The figure illustrates the different clinical and biophysical characteristics of early and late suspected FGR. Early suspected FGR (<32 weeks of gestation) is a rare condition and is characterized by placental insufficiency and reduced placental vascular perfusion on maternal (uterine arteries) and fetal interface (umbilical arteries). The fetus is usually very small, and profound Doppler changes might be present, with absent or reverse ductus venosus a-wave, which are associated with an increased risk of perinatal mortality and morbidity. The main challenge is the management because of prematurity and/or maternal hypertension (70% of cases). Late suspected FGR (>32 weeks of gestation) is a frequent condition caused by placental dysfunction. Vascular perfusion at the maternal and fetal interface is usually normal. The fetus is not necessarily very small, and signs of cerebral blood flow redistribution (low impedance in the middle cerebral artery and/or altered ratio to the umbilical artery) might be the only Doppler sign. The main challenge is the diagnosis. AEDF, absent end-diastolic flow; BPP, biophysical profile; cCTG, computerized cardiotocography; FGR, fetal growth restriction; REDF, reversed end-diastolic flow; STV, short-term variation; UA, umbilical artery.

FIGURE 5. Schematic representation of the TRUFFLE randomization and the “safety net”

The inclusion criteria were singleton fetus between 26 0/7 and 31 6/7 weeks of gestation with an estimated fetal weight >500 g, an abdominal circumference <10th percentile, and an umbilical artery >95th percentile, with a normal ductus venosus pulsatility index and short-term variation.

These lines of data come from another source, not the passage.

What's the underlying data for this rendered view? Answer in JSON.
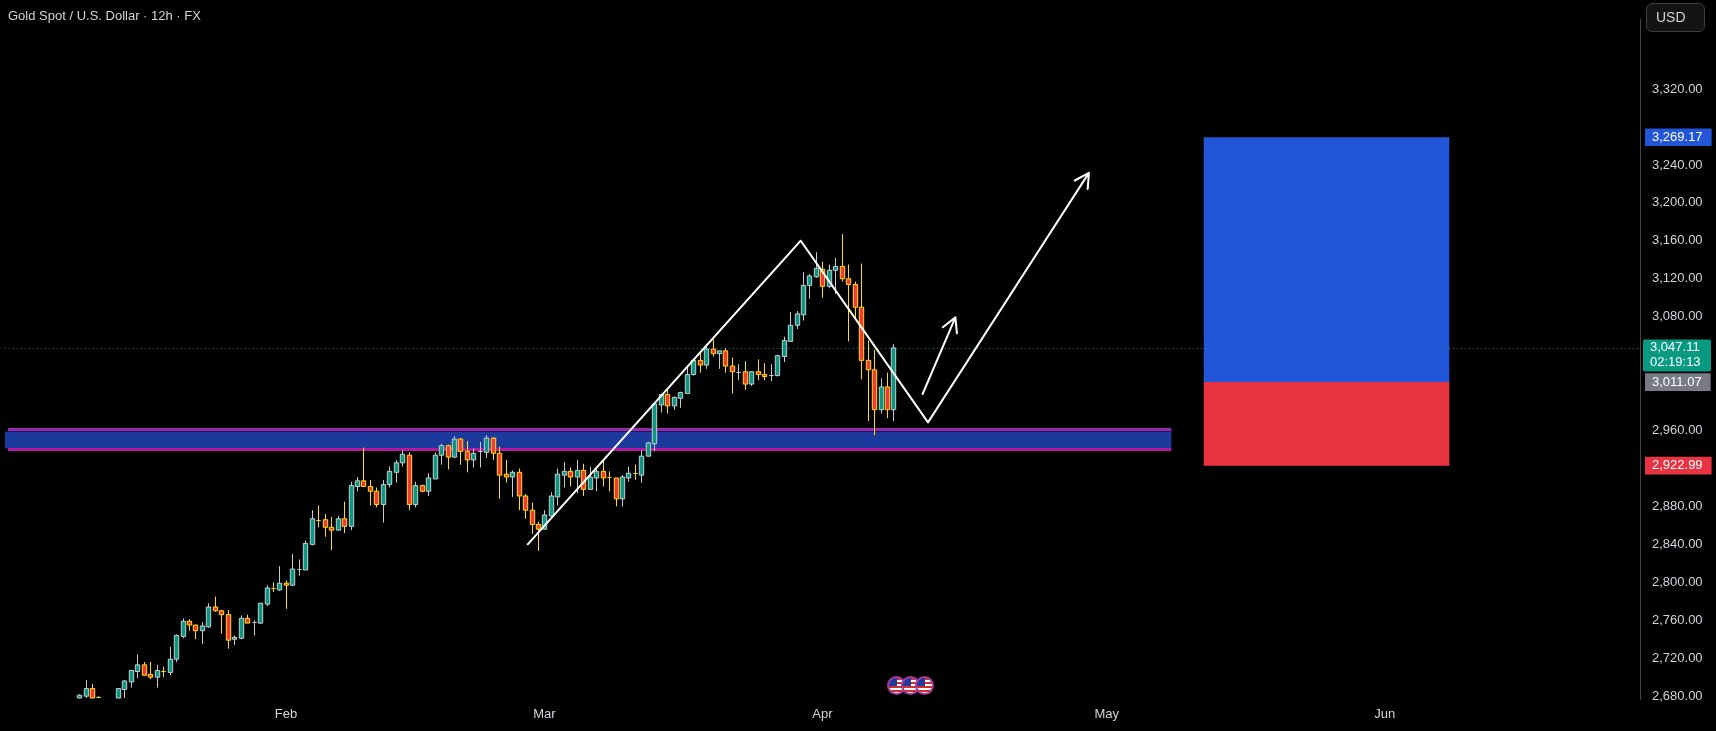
{
  "chart_data": {
    "type": "candlestick",
    "title": "Gold Spot / U.S. Dollar · 12h · FX",
    "ylabel": "USD",
    "categories": [
      null,
      null,
      null,
      null,
      null,
      null,
      null,
      null,
      null,
      null,
      null,
      null,
      null,
      null,
      null,
      null,
      null,
      null,
      null,
      null,
      null,
      null,
      null,
      null,
      null,
      null,
      null,
      null,
      null,
      null,
      null,
      null,
      null,
      null,
      null,
      null,
      null,
      null,
      null,
      null,
      null,
      null,
      null,
      "Feb",
      null,
      null,
      null,
      null,
      null,
      null,
      null,
      null,
      null,
      null,
      null,
      null,
      null,
      null,
      null,
      null,
      null,
      null,
      null,
      null,
      null,
      null,
      null,
      null,
      null,
      null,
      null,
      null,
      null,
      null,
      null,
      null,
      null,
      null,
      null,
      null,
      null,
      null,
      null,
      "Mar",
      null,
      null,
      null,
      null,
      null,
      null,
      null,
      null,
      null,
      null,
      null,
      null,
      null,
      null,
      null,
      null,
      null,
      null,
      null,
      null,
      null,
      null,
      null,
      null,
      null,
      null,
      null,
      null,
      null,
      null,
      null,
      null,
      null,
      null,
      null,
      null,
      null,
      null,
      null,
      null,
      null,
      null,
      "Apr",
      null,
      null,
      null,
      null,
      null,
      null,
      null,
      null,
      null,
      null,
      null,
      null,
      null,
      null,
      null,
      null,
      null,
      null,
      null,
      null,
      null,
      null,
      null,
      null,
      null,
      null,
      null,
      null,
      null,
      null,
      null,
      null,
      null,
      null,
      null,
      null,
      null,
      null,
      null,
      null,
      null,
      null,
      null,
      "May",
      null,
      null,
      null,
      null,
      null,
      null,
      null,
      null,
      null,
      null,
      null,
      null,
      null,
      null,
      null,
      null,
      null,
      null,
      null,
      null,
      null,
      null,
      null,
      null,
      null,
      null,
      null,
      null,
      null,
      null,
      null,
      null,
      null,
      null,
      null,
      null,
      null,
      null,
      null,
      null,
      null,
      null,
      "Jun",
      null,
      null,
      null,
      null,
      null,
      null,
      null,
      null,
      null,
      null,
      null,
      null,
      null,
      null,
      null,
      null,
      null,
      null,
      null,
      null,
      null,
      null,
      null,
      null,
      null,
      null,
      null,
      null,
      null,
      null,
      null,
      null,
      null,
      null,
      null,
      null,
      null,
      null,
      null
    ],
    "ylim": [
      2677,
      3393
    ],
    "yticks": [
      {
        "value": 2680,
        "label": "2,680.00"
      },
      {
        "value": 2720,
        "label": "2,720.00"
      },
      {
        "value": 2760,
        "label": "2,760.00"
      },
      {
        "value": 2800,
        "label": "2,800.00"
      },
      {
        "value": 2840,
        "label": "2,840.00"
      },
      {
        "value": 2880,
        "label": "2,880.00"
      },
      {
        "value": 2922.99,
        "label": "2,922.99"
      },
      {
        "value": 2960,
        "label": "2,960.00"
      },
      {
        "value": 3011.07,
        "label": "3,011.07"
      },
      {
        "value": 3080,
        "label": "3,080.00"
      },
      {
        "value": 3120,
        "label": "3,120.00"
      },
      {
        "value": 3160,
        "label": "3,160.00"
      },
      {
        "value": 3200,
        "label": "3,200.00"
      },
      {
        "value": 3240,
        "label": "3,240.00"
      },
      {
        "value": 3269.17,
        "label": "3,269.17"
      },
      {
        "value": 3320,
        "label": "3,320.00"
      }
    ],
    "grid": false,
    "bands": [
      {
        "axis": "y",
        "from": 2941,
        "to": 2959,
        "color": "#1c3a9c"
      },
      {
        "axis": "y",
        "from": 3011.07,
        "to": 3269.17,
        "color": "#2255d8"
      },
      {
        "axis": "y",
        "from": 2922.99,
        "to": 3011.07,
        "color": "#e83442"
      }
    ],
    "series": [
      {
        "type": "line",
        "color": "#9c27b0",
        "values": [
          2961,
          2961,
          2961,
          2961,
          2961,
          2961,
          2961,
          2961,
          2961,
          2961,
          2961,
          2961,
          2961,
          2961,
          2961,
          2961,
          2961,
          2961,
          2961,
          2961,
          2961,
          2961,
          2961,
          2961,
          2961,
          2961,
          2961,
          2961,
          2961,
          2961,
          2961,
          2961,
          2961,
          2961,
          2961,
          2961,
          2961,
          2961,
          2961,
          2961,
          2961,
          2961,
          2961,
          2961,
          2961,
          2961,
          2961,
          2961,
          2961,
          2961,
          2961,
          2961,
          2961,
          2961,
          2961,
          2961,
          2961,
          2961,
          2961,
          2961,
          2961,
          2961,
          2961,
          2961,
          2961,
          2961,
          2961,
          2961,
          2961,
          2961,
          2961,
          2961,
          2961,
          2961,
          2961,
          2961,
          2961,
          2961,
          2961,
          2961,
          2961,
          2961,
          2961,
          2961,
          2961,
          2961,
          2961,
          2961,
          2961,
          2961,
          2961,
          2961,
          2961,
          2961,
          2961,
          2961,
          2961,
          2961,
          2961,
          2961,
          2961,
          2961,
          2961,
          2961,
          2961,
          2961,
          2961,
          2961,
          2961,
          2961,
          2961,
          2961,
          2961,
          2961,
          2961,
          2961,
          2961,
          2961,
          2961,
          2961,
          2961,
          2961,
          2961,
          2961,
          2961,
          2961,
          2961,
          2961,
          2961,
          2961,
          2961,
          2961,
          2961,
          2961,
          2961,
          2961,
          2961,
          2961,
          2961,
          2961,
          2961,
          2961,
          2961,
          2961,
          2961,
          2961,
          2961,
          2961,
          2961,
          2961,
          2961,
          2961,
          2961,
          2961,
          2961,
          2961,
          2961,
          2961,
          2961,
          2961,
          2961,
          2961,
          2961,
          2961,
          2961,
          2961,
          2961,
          2961,
          2961,
          2961,
          2961,
          2961,
          2961,
          2961,
          2961,
          2961,
          2961,
          2961,
          2961,
          2961,
          2961,
          null,
          null,
          null,
          null,
          null,
          null,
          null,
          null,
          null,
          null,
          null,
          null,
          null,
          null,
          null,
          null,
          null,
          null,
          null,
          null,
          null,
          null,
          null,
          null,
          null,
          null,
          null,
          null,
          null,
          null,
          null,
          null,
          null,
          null,
          null,
          null,
          null,
          null,
          null,
          null,
          null,
          null,
          null,
          null,
          null,
          null,
          null,
          null,
          null,
          null,
          null,
          null,
          null,
          null,
          null,
          null,
          null,
          null,
          null,
          null,
          null,
          null,
          null,
          null,
          null,
          null,
          null,
          null,
          null,
          null,
          null,
          null
        ]
      },
      {
        "type": "line",
        "color": "#b5179e",
        "values": [
          2940,
          2940,
          2940,
          2940,
          2940,
          2940,
          2940,
          2940,
          2940,
          2940,
          2940,
          2940,
          2940,
          2940,
          2940,
          2940,
          2940,
          2940,
          2940,
          2940,
          2940,
          2940,
          2940,
          2940,
          2940,
          2940,
          2940,
          2940,
          2940,
          2940,
          2940,
          2940,
          2940,
          2940,
          2940,
          2940,
          2940,
          2940,
          2940,
          2940,
          2940,
          2940,
          2940,
          2940,
          2940,
          2940,
          2940,
          2940,
          2940,
          2940,
          2940,
          2940,
          2940,
          2940,
          2940,
          2940,
          2940,
          2940,
          2940,
          2940,
          2940,
          2940,
          2940,
          2940,
          2940,
          2940,
          2940,
          2940,
          2940,
          2940,
          2940,
          2940,
          2940,
          2940,
          2940,
          2940,
          2940,
          2940,
          2940,
          2940,
          2940,
          2940,
          2940,
          2940,
          2940,
          2940,
          2940,
          2940,
          2940,
          2940,
          2940,
          2940,
          2940,
          2940,
          2940,
          2940,
          2940,
          2940,
          2940,
          2940,
          2940,
          2940,
          2940,
          2940,
          2940,
          2940,
          2940,
          2940,
          2940,
          2940,
          2940,
          2940,
          2940,
          2940,
          2940,
          2940,
          2940,
          2940,
          2940,
          2940,
          2940,
          2940,
          2940,
          2940,
          2940,
          2940,
          2940,
          2940,
          2940,
          2940,
          2940,
          2940,
          2940,
          2940,
          2940,
          2940,
          2940,
          2940,
          2940,
          2940,
          2940,
          2940,
          2940,
          2940,
          2940,
          2940,
          2940,
          2940,
          2940,
          2940,
          2940,
          2940,
          2940,
          2940,
          2940,
          2940,
          2940,
          2940,
          2940,
          2940,
          2940,
          2940,
          2940,
          2940,
          2940,
          2940,
          2940,
          2940,
          2940,
          2940,
          2940,
          2940,
          2940,
          2940,
          2940,
          2940,
          2940,
          2940,
          2940,
          2940,
          2940,
          null,
          null,
          null,
          null,
          null,
          null,
          null,
          null,
          null,
          null,
          null,
          null,
          null,
          null,
          null,
          null,
          null,
          null,
          null,
          null,
          null,
          null,
          null,
          null,
          null,
          null,
          null,
          null,
          null,
          null,
          null,
          null,
          null,
          null,
          null,
          null,
          null,
          null,
          null,
          null,
          null,
          null,
          null,
          null,
          null,
          null,
          null,
          null,
          null,
          null,
          null,
          null,
          null,
          null,
          null,
          null,
          null,
          null,
          null,
          null,
          null,
          null,
          null,
          null,
          null,
          null,
          null,
          null,
          null,
          null,
          null,
          null
        ]
      },
      {
        "ohlc": [
          null,
          null,
          null,
          null,
          null,
          null,
          null,
          null,
          null,
          null,
          null,
          [
            2678,
            2682,
            2678,
            2681
          ],
          [
            2680,
            2697,
            2678,
            2688
          ],
          [
            2688,
            2693,
            2678,
            2678
          ],
          [
            2679,
            2680,
            2678,
            2678
          ],
          null,
          null,
          [
            2678,
            2688,
            2678,
            2688
          ],
          [
            2687,
            2697,
            2678,
            2696
          ],
          [
            2695,
            2707,
            2689,
            2707
          ],
          [
            2706,
            2724,
            2699,
            2713
          ],
          [
            2713,
            2716,
            2702,
            2702
          ],
          [
            2703,
            2716,
            2698,
            2700
          ],
          [
            2700,
            2713,
            2689,
            2707
          ],
          [
            2707,
            2711,
            2700,
            2706
          ],
          [
            2705,
            2732,
            2702,
            2719
          ],
          [
            2719,
            2745,
            2716,
            2744
          ],
          [
            2743,
            2762,
            2741,
            2759
          ],
          [
            2759,
            2761,
            2749,
            2755
          ],
          [
            2755,
            2755,
            2740,
            2749
          ],
          [
            2749,
            2758,
            2735,
            2754
          ],
          [
            2753,
            2778,
            2752,
            2774
          ],
          [
            2774,
            2785,
            2769,
            2770
          ],
          [
            2770,
            2771,
            2746,
            2766
          ],
          [
            2766,
            2771,
            2730,
            2739
          ],
          [
            2740,
            2744,
            2734,
            2742
          ],
          [
            2741,
            2765,
            2740,
            2762
          ],
          [
            2762,
            2766,
            2757,
            2757
          ],
          [
            2757,
            2760,
            2744,
            2758
          ],
          [
            2757,
            2778,
            2756,
            2778
          ],
          [
            2777,
            2797,
            2775,
            2794
          ],
          [
            2794,
            2800,
            2790,
            2793
          ],
          [
            2792,
            2817,
            2791,
            2799
          ],
          [
            2799,
            2802,
            2772,
            2797
          ],
          [
            2797,
            2830,
            2796,
            2814
          ],
          [
            2814,
            2824,
            2807,
            2814
          ],
          [
            2813,
            2844,
            2813,
            2841
          ],
          [
            2840,
            2876,
            2839,
            2867
          ],
          [
            2866,
            2881,
            2858,
            2865
          ],
          [
            2866,
            2872,
            2848,
            2858
          ],
          [
            2858,
            2869,
            2834,
            2855
          ],
          [
            2855,
            2870,
            2855,
            2867
          ],
          [
            2867,
            2885,
            2852,
            2859
          ],
          [
            2859,
            2906,
            2855,
            2902
          ],
          [
            2901,
            2911,
            2896,
            2907
          ],
          [
            2907,
            2942,
            2901,
            2901
          ],
          [
            2901,
            2908,
            2881,
            2896
          ],
          [
            2896,
            2900,
            2879,
            2882
          ],
          [
            2882,
            2908,
            2863,
            2903
          ],
          [
            2903,
            2922,
            2900,
            2917
          ],
          [
            2916,
            2929,
            2905,
            2926
          ],
          [
            2926,
            2939,
            2922,
            2935
          ],
          [
            2934,
            2937,
            2876,
            2882
          ],
          [
            2882,
            2906,
            2879,
            2902
          ],
          [
            2902,
            2903,
            2895,
            2896
          ],
          [
            2896,
            2915,
            2891,
            2910
          ],
          [
            2909,
            2937,
            2909,
            2934
          ],
          [
            2934,
            2946,
            2924,
            2944
          ],
          [
            2944,
            2945,
            2919,
            2932
          ],
          [
            2932,
            2954,
            2931,
            2951
          ],
          [
            2951,
            2952,
            2924,
            2938
          ],
          [
            2938,
            2949,
            2916,
            2929
          ],
          [
            2929,
            2941,
            2921,
            2936
          ],
          [
            2937,
            2948,
            2921,
            2938
          ],
          [
            2937,
            2955,
            2931,
            2952
          ],
          [
            2952,
            2953,
            2929,
            2936
          ],
          [
            2936,
            2943,
            2888,
            2913
          ],
          [
            2914,
            2929,
            2905,
            2911
          ],
          [
            2911,
            2918,
            2890,
            2916
          ],
          [
            2916,
            2920,
            2876,
            2891
          ],
          [
            2891,
            2893,
            2867,
            2876
          ],
          [
            2876,
            2884,
            2851,
            2861
          ],
          [
            2861,
            2864,
            2833,
            2856
          ],
          [
            2856,
            2876,
            2856,
            2871
          ],
          [
            2870,
            2895,
            2868,
            2891
          ],
          [
            2890,
            2920,
            2881,
            2914
          ],
          [
            2913,
            2927,
            2900,
            2917
          ],
          [
            2917,
            2921,
            2901,
            2911
          ],
          [
            2911,
            2929,
            2894,
            2918
          ],
          [
            2918,
            2925,
            2891,
            2898
          ],
          [
            2898,
            2922,
            2898,
            2911
          ],
          [
            2910,
            2922,
            2896,
            2917
          ],
          [
            2917,
            2929,
            2901,
            2910
          ],
          [
            2911,
            2917,
            2896,
            2910
          ],
          [
            2910,
            2910,
            2880,
            2888
          ],
          [
            2888,
            2913,
            2880,
            2911
          ],
          [
            2910,
            2922,
            2906,
            2915
          ],
          [
            2915,
            2924,
            2908,
            2914
          ],
          [
            2913,
            2939,
            2905,
            2933
          ],
          [
            2933,
            2948,
            2933,
            2947
          ],
          [
            2946,
            2989,
            2938,
            2988
          ],
          [
            2987,
            2999,
            2979,
            2998
          ],
          [
            2998,
            3004,
            2978,
            2986
          ],
          [
            2986,
            2996,
            2982,
            2995
          ],
          [
            2994,
            3001,
            2984,
            3000
          ],
          [
            2999,
            3028,
            2999,
            3019
          ],
          [
            3019,
            3036,
            3018,
            3034
          ],
          [
            3034,
            3044,
            3021,
            3029
          ],
          [
            3029,
            3051,
            3025,
            3046
          ],
          [
            3046,
            3056,
            3038,
            3041
          ],
          [
            3041,
            3044,
            3025,
            3044
          ],
          [
            3044,
            3047,
            3021,
            3028
          ],
          [
            3028,
            3037,
            2999,
            3022
          ],
          [
            3022,
            3030,
            3013,
            3022
          ],
          [
            3022,
            3033,
            3003,
            3009
          ],
          [
            3009,
            3022,
            3007,
            3022
          ],
          [
            3022,
            3035,
            3013,
            3019
          ],
          [
            3019,
            3031,
            3013,
            3017
          ],
          [
            3019,
            3030,
            3012,
            3019
          ],
          [
            3018,
            3040,
            3017,
            3039
          ],
          [
            3038,
            3059,
            3032,
            3055
          ],
          [
            3054,
            3085,
            3054,
            3071
          ],
          [
            3071,
            3086,
            3067,
            3083
          ],
          [
            3082,
            3127,
            3076,
            3113
          ],
          [
            3113,
            3125,
            3099,
            3123
          ],
          [
            3122,
            3148,
            3121,
            3131
          ],
          [
            3130,
            3138,
            3100,
            3112
          ],
          [
            3112,
            3135,
            3110,
            3129
          ],
          [
            3129,
            3142,
            3104,
            3133
          ],
          [
            3133,
            3167,
            3117,
            3120
          ],
          [
            3120,
            3135,
            3054,
            3114
          ],
          [
            3114,
            3117,
            3078,
            3090
          ],
          [
            3090,
            3136,
            3014,
            3034
          ],
          [
            3034,
            3055,
            2970,
            3024
          ],
          [
            3024,
            3045,
            2955,
            2982
          ],
          [
            2982,
            3015,
            2978,
            3006
          ],
          [
            3006,
            3021,
            2973,
            2982
          ],
          [
            2982,
            3051,
            2970,
            3047.11
          ],
          null,
          null,
          null,
          null,
          null,
          null,
          null,
          null,
          null,
          null,
          null,
          null,
          null,
          null,
          null,
          null,
          null,
          null,
          null,
          null,
          null,
          null,
          null,
          null,
          null,
          null,
          null,
          null,
          null,
          null,
          null,
          null,
          null,
          null,
          null,
          null,
          null,
          null,
          null,
          null,
          null,
          null,
          null,
          null,
          null,
          null,
          null,
          null,
          null,
          null,
          null,
          null,
          null,
          null,
          null,
          null,
          null,
          null,
          null,
          null,
          null,
          null,
          null,
          null,
          null,
          null,
          null,
          null,
          null,
          null,
          null,
          null,
          null,
          null,
          null,
          null,
          null,
          null,
          null,
          null,
          null,
          null,
          null,
          null,
          null,
          null,
          null,
          null,
          null,
          null,
          null,
          null,
          null,
          null,
          null,
          null,
          null,
          null,
          null,
          null,
          null,
          null,
          null,
          null,
          null,
          null,
          null,
          null,
          null,
          null,
          null,
          null,
          null,
          null,
          null
        ],
        "colors": [
          null,
          null,
          null,
          null,
          null,
          null,
          null,
          null,
          null,
          null,
          null,
          "#089981",
          "#089981",
          "#f23645",
          "#ffe000",
          null,
          null,
          "#089981",
          "#089981",
          "#089981",
          "#089981",
          "#f23645",
          "#f23645",
          "#089981",
          "#ffe000",
          "#089981",
          "#089981",
          "#089981",
          "#f23645",
          "#f23645",
          "#089981",
          "#089981",
          "#f23645",
          "#f23645",
          "#f23645",
          "#089981",
          "#089981",
          "#f23645",
          "#c8cad2",
          "#089981",
          "#089981",
          "#ffe000",
          "#089981",
          "#f23645",
          "#089981",
          "#c8cad2",
          "#089981",
          "#089981",
          "#ffe000",
          "#f23645",
          "#f23645",
          "#089981",
          "#f23645",
          "#089981",
          "#089981",
          "#f23645",
          "#f23645",
          "#f23645",
          "#089981",
          "#089981",
          "#089981",
          "#089981",
          "#f23645",
          "#089981",
          "#f23645",
          "#089981",
          "#089981",
          "#089981",
          "#f23645",
          "#089981",
          "#f23645",
          "#f23645",
          "#089981",
          "#c8cad2",
          "#089981",
          "#f23645",
          "#f23645",
          "#f23645",
          "#089981",
          "#f23645",
          "#f23645",
          "#f23645",
          "#f23645",
          "#089981",
          "#089981",
          "#089981",
          "#089981",
          "#f23645",
          "#089981",
          "#f23645",
          "#089981",
          "#089981",
          "#f23645",
          "#ffe000",
          "#f23645",
          "#089981",
          "#089981",
          "#ffe000",
          "#089981",
          "#089981",
          "#089981",
          "#089981",
          "#f23645",
          "#089981",
          "#089981",
          "#089981",
          "#089981",
          "#f23645",
          "#089981",
          "#f23645",
          "#089981",
          "#f23645",
          "#f23645",
          "#c8cad2",
          "#f23645",
          "#089981",
          "#f23645",
          "#f23645",
          "#c8cad2",
          "#089981",
          "#089981",
          "#089981",
          "#089981",
          "#089981",
          "#089981",
          "#089981",
          "#f23645",
          "#089981",
          "#089981",
          "#f23645",
          "#f23645",
          "#f23645",
          "#f23645",
          "#f23645",
          "#f23645",
          "#089981",
          "#f23645",
          "#089981",
          null,
          null,
          null,
          null,
          null,
          null,
          null,
          null,
          null,
          null,
          null,
          null,
          null,
          null,
          null,
          null,
          null,
          null,
          null,
          null,
          null,
          null,
          null,
          null,
          null,
          null,
          null,
          null,
          null,
          null,
          null,
          null,
          null,
          null,
          null,
          null,
          null,
          null,
          null,
          null,
          null,
          null,
          null,
          null,
          null,
          null,
          null,
          null,
          null,
          null,
          null,
          null,
          null,
          null,
          null,
          null,
          null,
          null,
          null,
          null,
          null,
          null,
          null,
          null,
          null,
          null,
          null,
          null,
          null,
          null,
          null,
          null,
          null,
          null,
          null,
          null,
          null,
          null,
          null,
          null,
          null,
          null,
          null,
          null,
          null,
          null,
          null,
          null,
          null,
          null,
          null,
          null,
          null,
          null,
          null,
          null,
          null,
          null,
          null,
          null,
          null,
          null,
          null,
          null,
          null,
          null,
          null,
          null,
          null,
          null,
          null,
          null,
          null,
          null,
          null
        ]
      }
    ],
    "ref_lines": [
      {
        "axis": "y",
        "value": 3047.11,
        "label": "3,047.11\n02:19:13",
        "color": "#089981",
        "line_style": "dotted"
      }
    ]
  }
}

Chromosomal and congenital anomalies constituted an exclusion criteria. TRUFFLE, Trial of Umbilical and Fetal Flow in Europe.

FIGURE 6. Main characteristics of computerized cardiotocography and STV

The figure summarizes the main characteristics of computerized cardiotocography and STV. An example in which STV is useful is represented. fHRV, fetal heart rate variability; STV, short-term variation.